Now, workers at Detroit Chassis in Avon, Ohio, at least have a union. The 58 workers, who assemble axles for a nearby Ford plant that builds heavy-duty trucks, were all temporary contract workers employed by a staffing agency. Not a single one worked directly for Detroit Chassis, a Detroit-based company that recently opened the Avon factory.
It did not take long for the workers to realize they needed a union. Knowing that they could shut down the Ford assembly plant that they supplied in less than a day, on April 17 the workers voted unanimously to strike for union recognition. Before the strike had even begun, however, Detroit Chassis agreed to recognize the United Auto Workers as the workers’ bargaining representative.
Their hourly wages range from $9.50 to $11.50 and they get no paid holidays, vacations, sick time or health insurance. They had falsely been led to believe that once they got their foot in the door, there would be a path to permanent, full-time employment. Now, with a union, that is finally happening.

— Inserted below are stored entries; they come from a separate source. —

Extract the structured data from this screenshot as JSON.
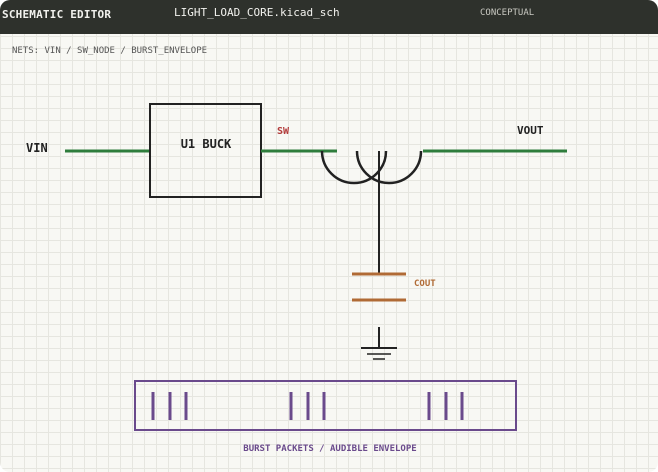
{
  "titlebar": {
    "app_name": "SCHEMATIC EDITOR",
    "file_name": "LIGHT_LOAD_CORE.kicad_sch",
    "mode": "CONCEPTUAL"
  },
  "nets_label": "NETS: VIN / SW_NODE / BURST_ENVELOPE",
  "schematic": {
    "vin_label": "VIN",
    "buck_label": "U1 BUCK",
    "sw_label": "SW",
    "vout_label": "VOUT",
    "cout_label": "COUT",
    "burst_label": "BURST PACKETS / AUDIBLE ENVELOPE"
  },
  "colors": {
    "wire": "#2e7d3c",
    "outline": "#222222",
    "sw": "#b23a3a",
    "cap": "#b06a35",
    "burst": "#6a4a8c"
  }
}
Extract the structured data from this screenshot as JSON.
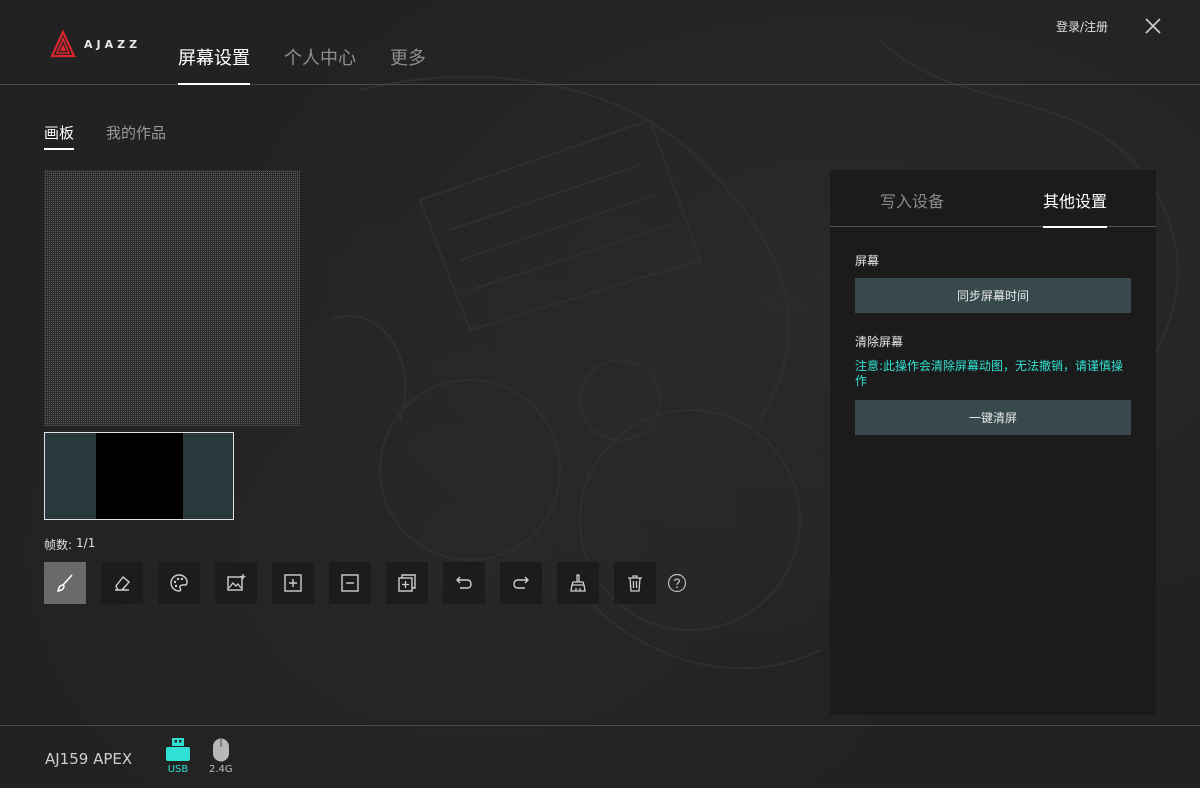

Over the past decade, “real wages” — wages adjusted for inflation — have fallen nine times faster in the auto parts industry than in the economy as a whole. Now, one of every 10 autoworkers makes $9.60 an hour or less, according to a report by the National Employment Law Project. The census statistics do not include workers hired by temporary agencies, who are often at the bottom of the pay scale and receive no benefits. By forcing down wages while auto sales are at an all-time high, Ford and General Motors are making the biggest profits in their many decades of existence.
Unionizing the auto parts sector is critical to the UAW. Over 70 percent of this country’s autoworkers now make parts; only 30 percent actually assemble vehicles. Less than 30 percent of parts workers are unionized. Following organizing gains at Alabama and Michigan parts plants, winning recognition at Detroit Chassis is a huge and much-needed victory.